Unlike Middle Eastern oil, for example, most Caspian oil is hard to extract, requiring complex machinery, expensive technology and massive infrastructure development. To reach its potential of 6 million barrels a day by 2020, oil analysts believe the Caspian will need another $30 billion to $60 billion in foreign investment.

That's a staggering volume of cash, even in the best of investment climates, and the Caspian region, for a number of reasons, has always been something of an investor's nightmare.

Political instability and corruption are rampant in the three former Soviet states — Azerbaijan, Kazakhstan and Turkmenistan. And Iran, despite its efforts at reform, remains wracked by internal political tensions and international pressure, mainly from the United States.

Moreover, as the Caspian oil states begin to feel more politically and economically powerful, some are pressuring Western oil companies to reopen the original production contracts and renegotiate royalties and other terms.

"There is nothing that will chill investment faster than a fear that the contract you signed isn't worth the paper it's printed on," says one Western investment consultant based in Almaty, Kazakhstan.

Some observers predict that the Western oil companies will simply have to bite the bullet and accept new terms if they want to continue to share in the Caspian bonanza, especially in Kazakhstan. "The projects that Kazakhstan is pushing to renegotiate are very big and very profitable for the foreign oil companies and they are not likely to want to walk away from them," said Julian Lee, energy analyst at London-based Centre for Global Energy Studies.

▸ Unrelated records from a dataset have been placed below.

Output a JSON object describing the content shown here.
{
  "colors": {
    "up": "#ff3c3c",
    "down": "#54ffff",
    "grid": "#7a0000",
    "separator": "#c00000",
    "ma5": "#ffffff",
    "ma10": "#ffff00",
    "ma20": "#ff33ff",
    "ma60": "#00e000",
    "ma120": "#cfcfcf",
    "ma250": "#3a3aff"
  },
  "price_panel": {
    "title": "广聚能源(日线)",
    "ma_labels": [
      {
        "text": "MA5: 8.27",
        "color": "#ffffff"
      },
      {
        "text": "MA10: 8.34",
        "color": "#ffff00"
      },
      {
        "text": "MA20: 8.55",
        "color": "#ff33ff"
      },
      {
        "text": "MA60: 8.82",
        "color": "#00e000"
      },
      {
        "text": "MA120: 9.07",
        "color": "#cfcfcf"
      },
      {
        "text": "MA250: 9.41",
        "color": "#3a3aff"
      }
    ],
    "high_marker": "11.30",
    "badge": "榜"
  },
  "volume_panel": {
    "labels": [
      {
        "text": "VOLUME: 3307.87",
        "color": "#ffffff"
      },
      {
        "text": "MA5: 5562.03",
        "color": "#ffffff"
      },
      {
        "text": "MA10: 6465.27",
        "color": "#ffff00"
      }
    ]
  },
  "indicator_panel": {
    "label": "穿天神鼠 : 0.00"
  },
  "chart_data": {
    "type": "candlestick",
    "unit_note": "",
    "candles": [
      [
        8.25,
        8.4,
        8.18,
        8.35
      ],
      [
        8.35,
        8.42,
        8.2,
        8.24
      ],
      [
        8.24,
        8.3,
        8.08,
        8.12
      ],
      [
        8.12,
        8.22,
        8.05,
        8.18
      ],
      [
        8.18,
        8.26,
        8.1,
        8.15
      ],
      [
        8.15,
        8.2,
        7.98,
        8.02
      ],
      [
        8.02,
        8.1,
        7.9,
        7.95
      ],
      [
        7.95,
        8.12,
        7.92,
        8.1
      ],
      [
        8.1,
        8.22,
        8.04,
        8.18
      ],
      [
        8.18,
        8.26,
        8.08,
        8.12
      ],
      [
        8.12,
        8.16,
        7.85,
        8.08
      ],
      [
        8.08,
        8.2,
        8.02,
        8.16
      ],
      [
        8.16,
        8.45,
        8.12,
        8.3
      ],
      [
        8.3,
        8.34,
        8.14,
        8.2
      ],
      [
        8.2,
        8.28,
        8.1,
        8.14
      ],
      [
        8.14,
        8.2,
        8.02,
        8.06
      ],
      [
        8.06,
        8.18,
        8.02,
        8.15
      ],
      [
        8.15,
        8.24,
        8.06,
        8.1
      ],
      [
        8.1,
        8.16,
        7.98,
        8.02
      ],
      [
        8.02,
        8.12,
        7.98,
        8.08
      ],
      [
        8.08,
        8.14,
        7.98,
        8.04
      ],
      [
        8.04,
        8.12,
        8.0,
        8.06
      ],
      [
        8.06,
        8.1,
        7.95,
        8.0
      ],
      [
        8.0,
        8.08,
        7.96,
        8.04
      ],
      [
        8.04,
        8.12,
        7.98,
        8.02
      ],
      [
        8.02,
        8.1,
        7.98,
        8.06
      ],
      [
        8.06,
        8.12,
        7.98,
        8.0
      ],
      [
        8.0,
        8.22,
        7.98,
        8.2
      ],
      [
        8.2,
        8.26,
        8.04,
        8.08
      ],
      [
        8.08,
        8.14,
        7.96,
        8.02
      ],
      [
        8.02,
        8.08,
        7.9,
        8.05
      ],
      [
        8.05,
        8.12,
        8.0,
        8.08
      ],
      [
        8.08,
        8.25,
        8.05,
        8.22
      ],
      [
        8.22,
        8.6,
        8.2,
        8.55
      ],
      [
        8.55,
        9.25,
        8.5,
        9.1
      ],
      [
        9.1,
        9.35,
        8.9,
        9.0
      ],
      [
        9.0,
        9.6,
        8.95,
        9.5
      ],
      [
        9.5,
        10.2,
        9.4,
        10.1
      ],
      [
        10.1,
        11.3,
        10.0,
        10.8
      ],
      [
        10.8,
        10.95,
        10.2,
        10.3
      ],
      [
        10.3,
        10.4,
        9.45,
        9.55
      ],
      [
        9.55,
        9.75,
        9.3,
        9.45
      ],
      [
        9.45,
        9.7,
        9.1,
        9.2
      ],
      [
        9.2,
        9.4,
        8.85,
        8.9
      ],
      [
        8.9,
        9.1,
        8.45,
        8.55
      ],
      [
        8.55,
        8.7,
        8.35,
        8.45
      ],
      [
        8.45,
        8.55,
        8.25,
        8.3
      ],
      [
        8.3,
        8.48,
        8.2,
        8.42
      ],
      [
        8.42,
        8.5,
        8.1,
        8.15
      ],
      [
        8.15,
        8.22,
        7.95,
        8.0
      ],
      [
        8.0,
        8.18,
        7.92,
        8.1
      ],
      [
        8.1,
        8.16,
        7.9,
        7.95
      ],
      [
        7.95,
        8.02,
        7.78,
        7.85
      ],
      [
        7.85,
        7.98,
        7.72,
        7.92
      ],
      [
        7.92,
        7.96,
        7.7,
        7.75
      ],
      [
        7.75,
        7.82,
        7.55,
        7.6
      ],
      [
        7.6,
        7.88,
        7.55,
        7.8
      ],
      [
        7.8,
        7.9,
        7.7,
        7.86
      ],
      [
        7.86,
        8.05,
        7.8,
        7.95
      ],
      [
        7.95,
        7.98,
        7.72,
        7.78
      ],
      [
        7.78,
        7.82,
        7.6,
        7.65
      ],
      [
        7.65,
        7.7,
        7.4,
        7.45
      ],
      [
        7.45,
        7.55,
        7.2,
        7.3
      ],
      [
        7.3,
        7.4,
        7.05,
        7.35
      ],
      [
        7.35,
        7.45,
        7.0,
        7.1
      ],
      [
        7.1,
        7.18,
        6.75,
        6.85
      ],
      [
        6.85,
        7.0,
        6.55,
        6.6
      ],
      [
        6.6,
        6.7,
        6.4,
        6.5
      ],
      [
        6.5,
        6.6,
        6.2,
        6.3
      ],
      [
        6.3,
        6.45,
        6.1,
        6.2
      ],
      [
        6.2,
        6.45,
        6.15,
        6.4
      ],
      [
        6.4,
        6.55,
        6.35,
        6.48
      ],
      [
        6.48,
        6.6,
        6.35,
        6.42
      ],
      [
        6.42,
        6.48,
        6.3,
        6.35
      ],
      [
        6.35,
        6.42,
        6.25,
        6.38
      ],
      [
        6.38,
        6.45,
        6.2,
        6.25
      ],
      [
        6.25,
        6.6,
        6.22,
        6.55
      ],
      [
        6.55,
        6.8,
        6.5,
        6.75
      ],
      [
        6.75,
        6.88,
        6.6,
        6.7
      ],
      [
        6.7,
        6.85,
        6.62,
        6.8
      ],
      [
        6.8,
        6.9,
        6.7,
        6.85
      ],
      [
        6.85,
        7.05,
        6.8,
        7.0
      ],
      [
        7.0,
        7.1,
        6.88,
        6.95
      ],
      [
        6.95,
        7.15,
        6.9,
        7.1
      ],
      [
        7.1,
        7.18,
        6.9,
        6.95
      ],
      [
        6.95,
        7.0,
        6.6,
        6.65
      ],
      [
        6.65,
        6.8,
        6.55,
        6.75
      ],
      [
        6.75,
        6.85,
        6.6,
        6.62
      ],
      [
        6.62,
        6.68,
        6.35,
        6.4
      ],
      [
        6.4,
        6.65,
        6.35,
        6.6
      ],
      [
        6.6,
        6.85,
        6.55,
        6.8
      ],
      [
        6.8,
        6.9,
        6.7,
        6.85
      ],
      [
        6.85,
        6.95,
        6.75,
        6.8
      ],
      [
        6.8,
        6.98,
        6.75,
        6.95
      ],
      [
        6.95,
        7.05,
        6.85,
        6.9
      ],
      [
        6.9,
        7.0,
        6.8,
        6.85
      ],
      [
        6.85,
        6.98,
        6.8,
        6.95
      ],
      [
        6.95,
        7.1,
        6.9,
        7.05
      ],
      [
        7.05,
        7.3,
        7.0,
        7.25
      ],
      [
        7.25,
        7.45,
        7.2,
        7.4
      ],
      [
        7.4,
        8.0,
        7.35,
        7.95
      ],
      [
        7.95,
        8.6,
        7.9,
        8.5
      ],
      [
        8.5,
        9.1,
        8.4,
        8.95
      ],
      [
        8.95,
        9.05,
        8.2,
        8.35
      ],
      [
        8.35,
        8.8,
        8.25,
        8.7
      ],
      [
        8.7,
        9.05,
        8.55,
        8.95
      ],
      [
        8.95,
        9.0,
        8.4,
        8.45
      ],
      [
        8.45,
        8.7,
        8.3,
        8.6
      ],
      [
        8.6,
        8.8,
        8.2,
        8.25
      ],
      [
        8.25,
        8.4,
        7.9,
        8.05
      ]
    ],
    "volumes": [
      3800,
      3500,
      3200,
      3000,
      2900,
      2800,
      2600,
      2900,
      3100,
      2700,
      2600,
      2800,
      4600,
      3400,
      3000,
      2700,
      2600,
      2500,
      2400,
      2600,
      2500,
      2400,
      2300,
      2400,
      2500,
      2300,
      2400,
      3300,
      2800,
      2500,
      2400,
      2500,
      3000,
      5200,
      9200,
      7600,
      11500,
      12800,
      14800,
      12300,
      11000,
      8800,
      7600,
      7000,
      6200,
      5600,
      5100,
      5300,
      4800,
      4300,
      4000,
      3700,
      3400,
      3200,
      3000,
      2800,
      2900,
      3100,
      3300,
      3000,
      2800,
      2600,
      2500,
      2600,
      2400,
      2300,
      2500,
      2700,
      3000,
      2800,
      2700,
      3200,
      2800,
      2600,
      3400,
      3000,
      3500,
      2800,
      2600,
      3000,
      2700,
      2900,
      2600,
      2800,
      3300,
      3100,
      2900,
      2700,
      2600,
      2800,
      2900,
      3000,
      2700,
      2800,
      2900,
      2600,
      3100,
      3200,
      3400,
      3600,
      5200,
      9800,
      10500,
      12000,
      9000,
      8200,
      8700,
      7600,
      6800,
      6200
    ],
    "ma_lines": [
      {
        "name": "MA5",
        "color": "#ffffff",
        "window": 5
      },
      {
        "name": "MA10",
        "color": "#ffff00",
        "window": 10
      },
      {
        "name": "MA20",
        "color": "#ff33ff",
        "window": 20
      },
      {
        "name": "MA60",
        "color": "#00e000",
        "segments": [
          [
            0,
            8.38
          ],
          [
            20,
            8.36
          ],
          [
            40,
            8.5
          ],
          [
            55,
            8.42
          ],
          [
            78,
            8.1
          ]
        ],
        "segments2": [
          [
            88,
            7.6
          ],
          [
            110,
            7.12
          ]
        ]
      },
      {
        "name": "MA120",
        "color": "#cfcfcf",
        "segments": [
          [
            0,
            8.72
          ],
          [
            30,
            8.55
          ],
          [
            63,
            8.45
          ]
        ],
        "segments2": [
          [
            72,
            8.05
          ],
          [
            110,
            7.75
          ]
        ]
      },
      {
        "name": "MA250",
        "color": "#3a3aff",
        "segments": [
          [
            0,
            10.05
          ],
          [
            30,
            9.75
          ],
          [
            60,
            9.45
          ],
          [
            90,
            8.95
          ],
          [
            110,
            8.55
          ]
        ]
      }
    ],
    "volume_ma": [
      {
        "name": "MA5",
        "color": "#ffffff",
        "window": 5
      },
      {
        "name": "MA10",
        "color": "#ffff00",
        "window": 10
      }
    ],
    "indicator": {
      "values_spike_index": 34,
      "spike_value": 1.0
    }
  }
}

Yet Lee and other analysts are quick to note that global capital markets are only so large, and that oil investment is essentially a zero sum game. If the Caspian becomes too challenging or difficult, capital will flow instead to more business-friendly oil regions, like Russia, South America or the Gulf Coast of Texas.

"Kazakhstan's desire to renegotiate terms is unlikely to drive existing investors out of the region," said Lee. "But it will raise questions in the minds of potential future investors."

Added another oil industry analyst, "This is absolutely the wrong time to be sending the message that it's hard to business in the Caspian."